Thierry Muller, a Developer Relations Program Manager at Google, and several contributors posted an update on the XML sitemaps feature that may land in WordPress this year. After seven months of development, the team has made the XML Sitemaps feature plugin available on GitHub. It is currently open for testing and feedback. The plugin should also be available in the WordPress plugin directory by next week.
Update (January 31, 2020): The Core Sitemaps feature plugin is now available in the WordPress plugin repository.
The project aims to ship a basic version of an XML sitemaps feature to all WordPress installations. It will also offer an API for plugin developers to manipulate. Therefore, sitemap plugins would not automatically disappear. Instead, plugins would offer users various options on how their sitemaps work.
A team created by Google, Yoast, and other contributors originally proposed XML sitemaps as a core WordPress feature in June 2019. Traditionally, WordPress has left this feature to plugins to implement, and many have filled this role over the years. However, several other major content management systems ship with sitemaps as part of their core codebase.
Many praised the initiative, such as WordPress project lead Matt Mullenweg. “This makes a lot of sense, looking forward to seeing the v1 of this in core and for it to evolve in future releases and cement WordPress’ well-deserved reputation of being the best CMS for SEO,” he said.
However, several people questioned whether WordPress should ship with XML sitemaps.
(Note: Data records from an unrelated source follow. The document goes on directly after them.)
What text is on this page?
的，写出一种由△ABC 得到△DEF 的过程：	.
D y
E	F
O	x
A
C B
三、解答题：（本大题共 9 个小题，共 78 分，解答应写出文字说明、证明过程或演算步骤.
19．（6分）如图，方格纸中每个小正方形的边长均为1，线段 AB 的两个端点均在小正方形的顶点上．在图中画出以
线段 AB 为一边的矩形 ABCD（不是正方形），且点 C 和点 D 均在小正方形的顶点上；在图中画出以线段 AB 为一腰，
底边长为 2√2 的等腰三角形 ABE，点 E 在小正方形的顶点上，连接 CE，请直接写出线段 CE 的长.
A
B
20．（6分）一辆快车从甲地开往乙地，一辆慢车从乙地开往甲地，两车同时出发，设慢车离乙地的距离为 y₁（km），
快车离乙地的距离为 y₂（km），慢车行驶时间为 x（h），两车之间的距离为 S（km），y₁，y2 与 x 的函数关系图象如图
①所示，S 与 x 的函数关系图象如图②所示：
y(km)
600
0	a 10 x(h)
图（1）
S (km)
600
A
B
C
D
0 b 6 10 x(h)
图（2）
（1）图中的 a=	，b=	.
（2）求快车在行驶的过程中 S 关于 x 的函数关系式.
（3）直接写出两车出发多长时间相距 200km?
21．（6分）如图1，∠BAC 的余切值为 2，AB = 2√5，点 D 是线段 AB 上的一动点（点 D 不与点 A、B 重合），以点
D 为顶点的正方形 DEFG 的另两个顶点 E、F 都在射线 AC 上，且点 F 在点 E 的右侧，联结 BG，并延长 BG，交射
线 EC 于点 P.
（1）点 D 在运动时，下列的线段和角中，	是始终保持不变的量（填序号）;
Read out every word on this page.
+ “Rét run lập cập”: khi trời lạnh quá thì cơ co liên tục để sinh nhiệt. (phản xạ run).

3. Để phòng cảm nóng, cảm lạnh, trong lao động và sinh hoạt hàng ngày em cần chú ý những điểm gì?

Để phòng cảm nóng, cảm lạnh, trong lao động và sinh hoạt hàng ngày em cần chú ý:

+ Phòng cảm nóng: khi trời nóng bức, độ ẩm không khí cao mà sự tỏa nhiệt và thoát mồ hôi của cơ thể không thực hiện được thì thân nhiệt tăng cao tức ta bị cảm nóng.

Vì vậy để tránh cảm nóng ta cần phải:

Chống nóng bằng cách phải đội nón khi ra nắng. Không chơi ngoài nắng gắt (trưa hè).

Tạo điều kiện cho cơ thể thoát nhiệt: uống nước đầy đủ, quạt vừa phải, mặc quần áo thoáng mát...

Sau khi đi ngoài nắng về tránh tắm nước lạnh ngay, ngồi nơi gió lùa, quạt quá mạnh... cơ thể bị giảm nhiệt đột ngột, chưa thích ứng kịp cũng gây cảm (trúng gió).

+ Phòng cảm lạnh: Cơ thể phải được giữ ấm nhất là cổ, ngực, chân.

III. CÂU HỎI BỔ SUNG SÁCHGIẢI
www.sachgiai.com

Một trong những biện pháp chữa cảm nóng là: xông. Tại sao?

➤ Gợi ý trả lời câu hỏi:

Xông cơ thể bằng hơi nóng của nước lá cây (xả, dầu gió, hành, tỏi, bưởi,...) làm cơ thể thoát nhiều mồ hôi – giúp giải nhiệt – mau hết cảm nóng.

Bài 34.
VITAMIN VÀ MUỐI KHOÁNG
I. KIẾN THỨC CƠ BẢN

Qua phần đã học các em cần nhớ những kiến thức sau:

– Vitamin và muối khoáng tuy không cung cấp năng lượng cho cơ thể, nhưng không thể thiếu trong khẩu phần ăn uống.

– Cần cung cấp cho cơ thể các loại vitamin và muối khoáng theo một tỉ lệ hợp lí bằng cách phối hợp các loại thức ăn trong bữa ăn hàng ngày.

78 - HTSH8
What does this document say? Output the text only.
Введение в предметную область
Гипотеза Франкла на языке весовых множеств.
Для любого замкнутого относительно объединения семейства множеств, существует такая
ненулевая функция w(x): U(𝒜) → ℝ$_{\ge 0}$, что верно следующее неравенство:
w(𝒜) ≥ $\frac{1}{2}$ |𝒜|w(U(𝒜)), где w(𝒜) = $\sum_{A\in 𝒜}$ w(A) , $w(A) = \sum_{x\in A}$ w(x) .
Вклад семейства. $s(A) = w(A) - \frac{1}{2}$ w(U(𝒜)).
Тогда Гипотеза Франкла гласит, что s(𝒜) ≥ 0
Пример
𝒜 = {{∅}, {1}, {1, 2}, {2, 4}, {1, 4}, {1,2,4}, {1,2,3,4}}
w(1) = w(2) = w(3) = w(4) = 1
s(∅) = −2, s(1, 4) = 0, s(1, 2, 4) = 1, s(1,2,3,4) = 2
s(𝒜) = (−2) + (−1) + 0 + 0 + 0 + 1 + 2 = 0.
Some were worried about performance and others felt like the feature should remain in plugins.
“At a high level, expanding the number of WordPress sites with Sitemaps ultimately speeds up content discoverability by search engines and re-crawl fresher content flagged by the lastmod date faster than a scheduled bot would,” Muller said of the primary reasons the feature belongs in core.
WordPress users may see this feature arrive in major update this year. “Ambitiously [version] 5.4,” said Muller of the release goal. “Realistically 5.5.”
The feature plugin currently indexes the following URLs for a site:
- Homepage
- Blog posts page (if not the homepage)
- Posts and pages
- Categories and tags
- Custom post types
- Custom taxonomies
- Users/Authors
Custom post types and taxonomies are registered only if they are public. There is also a filter hook available to change which post types, taxonomies, and users are indexed. Ideally, WordPress would provide a registration flag for post types and taxonomies.
Solving the Performance Issues
One of the primary concerns with the initial proposal is how well a core sitemaps feature would perform and scale, particularly on larger sites. Without a full caching solution built into core, it presented some hurdles for the team.
“Solving the performance issue is not trivial, and we have looked into various solutions,” said Muller. “We believe that we landed on a solution that doesn’t need full caching and will still be scalable.”
For performance, there are two primary challenges:
- The number of URLs per page.
- The
lastmod
date in theindex.xml
file.
“Addressing the number of URLs per page is fairly trivial,” said Muller. “While sitemaps can have up to 50,000 URLs per sitemap, we found that capping it at 2,000 is acceptable from a performance perspective and totally acceptable from a search engine perspective.” The team decided to stick with a default of 2,000 URLs per sitemap and to provide a filter hook for plugins to alter if necessary.
Finding a solution for the lastmod
date was not as easy. “We believe we found a good balance, which will be scalable and doesn’t open the can of worms that full caching exposes us to,” said Muller.
The solution the team implemented involved scheduling a cron task that runs twice daily (the frequency can be filtered by plugins). The cron job fetches the lastmod
dates of each sitemap and stores them in the options table, which essentially works as a light caching solution.
“Relying on cron should be stable enough for small to medium websites,” said Muller. “Enterprise websites usually have server cron set up to more regularly ping WP Cron instead of relying on website visitors to trigger it. In fact, most managed hosting providers have that for all plans.”
If the team’s initial implementation is not well-rounded enough, they have been researching an alternative implementation that uses custom post types to store and update sitemap data. Two open GitHub tickets further explore performance that developers may want to check out: Issue #1 and Issue #39.
What Happens to Sites With Existing Sitemaps?
One question that remains unanswered is what happens when a user updates to WordPress 5.4/5.5 and already has a sitemap. There are likely millions of WordPress sites that are running a plugin or have some sort of sitemap solution in place.
“This is a question which we haven’t quite solved,” said Muller. “It is important to work with plugin authors, and in an ideal world, all plugins providing advanced sitemaps solutions would extend the core API. We would love to get feedback from the community on that one.”
WordPress must take care to avoid any major conflicts or indexing errors, or at least alleviate issues for the users who may be unaware of this upcoming feature.